Une trêve transatlantique encore réversible
L’accord de Turnberry a d’abord été présenté par les dirigeants de la Commission comme un texte permettant de sécuriser la relation économique et commerciale transatlantique, avant d’être également défendu sous l’angle sécuritaire. Il n’est pas du tout certain cependant que l’adoption de cette législation parvienne à remplir ces objectifs. En premier lieu, l’examen de l’accord de Turnberry lui-même montre que sa mise en œuvre ne repose pas uniquement sur des mesures commerciales. L’UE a ainsi, conformément à celui-ci, accepté de réviser plusieurs de ses législations récentes (règlement déforestation, mécanisme d’ajustement carbone aux frontières, directives CSRD et CS3D) susceptibles d’affecter les intérêts économiques des entreprises étatsuniennes. On peut aussi remarquer l’usage parcimonieux de certaines législations à leur encontre, en particulier en matière de numérique (règlements DSA et DMA), ces derniers mois ce qui répond également aux termes du deal. De même, l’accord de Turnberry contient des engagements d’achats européens d’énergie étatsunienne (gaz liquéfié, pétrole, énergie nucléaire), de puces électroniques ou encore de matériels militaires, ainsi que la réalisation par les entreprises européennes d’investissements sur le territoire des États-Unis. Les montants sont considérables et probablement excessifs (800 milliards d’achats énergétiques, 600 milliards d’investissements) ce qui rend illusoire la pleine réalisation des promesses européennes.
Il y a là autant de motifs pour justifier aux yeux de l’administration Trump une violation de l’accord de Turnberry et une relance de la guerre tarifaire si elle le juge un jour opportun. On sait bien au demeurant que cette administration ne fait pas grand cas du droit international et de la parole donnée. Pour preuve, le représentant étatsunien au commerce a proposé début juin 2026, au titre de la Section 301 du Trade Act, des sanctions commerciales additionnelles contre les Européens qui pourraient entrer en vigueur dès le mois de juillet. Le prétexte, à savoir les efforts supposément insuffisants des Européens en matière de lutte contre le travail forcé, apparaît à l’évidence fallacieux.

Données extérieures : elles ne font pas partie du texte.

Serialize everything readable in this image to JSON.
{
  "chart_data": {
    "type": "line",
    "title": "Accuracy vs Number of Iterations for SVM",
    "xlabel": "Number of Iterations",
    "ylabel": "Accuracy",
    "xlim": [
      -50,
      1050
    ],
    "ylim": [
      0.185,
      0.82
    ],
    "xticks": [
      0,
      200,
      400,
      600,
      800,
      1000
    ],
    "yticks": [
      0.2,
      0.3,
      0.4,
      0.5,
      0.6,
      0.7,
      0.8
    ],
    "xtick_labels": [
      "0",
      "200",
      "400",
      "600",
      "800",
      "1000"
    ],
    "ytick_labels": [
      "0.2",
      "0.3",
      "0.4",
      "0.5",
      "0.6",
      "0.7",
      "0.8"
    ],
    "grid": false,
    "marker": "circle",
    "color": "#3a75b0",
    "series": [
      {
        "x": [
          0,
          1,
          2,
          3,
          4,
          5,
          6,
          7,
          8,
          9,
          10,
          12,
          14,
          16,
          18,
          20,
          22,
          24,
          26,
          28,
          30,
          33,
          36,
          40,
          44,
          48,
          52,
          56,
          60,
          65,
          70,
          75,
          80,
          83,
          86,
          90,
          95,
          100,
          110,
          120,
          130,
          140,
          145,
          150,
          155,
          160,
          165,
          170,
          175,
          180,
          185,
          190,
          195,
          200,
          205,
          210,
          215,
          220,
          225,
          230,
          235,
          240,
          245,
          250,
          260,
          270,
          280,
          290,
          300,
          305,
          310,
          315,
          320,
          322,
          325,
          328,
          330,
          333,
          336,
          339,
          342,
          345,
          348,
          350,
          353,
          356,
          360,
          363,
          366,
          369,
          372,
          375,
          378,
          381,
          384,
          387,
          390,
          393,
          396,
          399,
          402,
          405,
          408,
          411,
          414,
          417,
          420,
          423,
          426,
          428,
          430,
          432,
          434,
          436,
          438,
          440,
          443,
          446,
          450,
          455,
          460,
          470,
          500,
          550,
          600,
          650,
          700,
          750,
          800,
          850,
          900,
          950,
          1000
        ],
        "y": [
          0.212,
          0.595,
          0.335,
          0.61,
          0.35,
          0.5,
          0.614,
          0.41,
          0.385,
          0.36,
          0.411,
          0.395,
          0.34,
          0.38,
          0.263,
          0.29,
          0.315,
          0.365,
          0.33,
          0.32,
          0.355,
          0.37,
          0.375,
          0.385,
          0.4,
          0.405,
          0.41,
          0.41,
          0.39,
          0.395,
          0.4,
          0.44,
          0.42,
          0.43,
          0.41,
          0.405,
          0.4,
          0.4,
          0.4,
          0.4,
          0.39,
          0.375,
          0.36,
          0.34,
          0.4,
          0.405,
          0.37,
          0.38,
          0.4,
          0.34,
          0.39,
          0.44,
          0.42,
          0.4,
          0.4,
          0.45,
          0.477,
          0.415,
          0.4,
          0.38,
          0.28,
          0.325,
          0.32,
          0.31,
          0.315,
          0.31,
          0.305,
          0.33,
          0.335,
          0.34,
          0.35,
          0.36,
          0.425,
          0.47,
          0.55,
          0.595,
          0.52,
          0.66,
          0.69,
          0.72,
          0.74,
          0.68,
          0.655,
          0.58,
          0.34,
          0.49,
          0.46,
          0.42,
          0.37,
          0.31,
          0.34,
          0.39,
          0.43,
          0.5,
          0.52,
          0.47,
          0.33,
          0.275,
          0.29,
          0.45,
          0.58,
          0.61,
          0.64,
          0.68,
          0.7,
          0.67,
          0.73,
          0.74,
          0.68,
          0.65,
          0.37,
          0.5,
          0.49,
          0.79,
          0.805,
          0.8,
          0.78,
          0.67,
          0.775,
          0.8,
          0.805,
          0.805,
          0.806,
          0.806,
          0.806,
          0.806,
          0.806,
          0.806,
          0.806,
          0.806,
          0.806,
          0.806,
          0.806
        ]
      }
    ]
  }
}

L’incertitude concernant la volonté et la capacité de l’Union à réagir à une rupture de l’accord de Turnberry demeure. Le règlement adopté par le Parlement indique certes à plusieurs reprises que l’Union pourra si nécessaire suspendre ses concessions ou décider de recourir à des instruments commerciaux et imposer des rétorsions. Mais la décision n’a ici rien d’automatique et suppose une action déterminée de l’Union, en premier lieu de la Commission, qui a surtout fait montre jusqu’à présent d’une approche conciliante, réticente à répliquer aux actions et menaces étatsuniennes. Depuis l’annonce de l’accord de Turnberry, la situation n’a en réalité guère évolué et les Européens demeurent fragilisés par leurs multiples dépendances – commerciale, économique, énergétique, sécuritaire – à l’égard des États-Unis.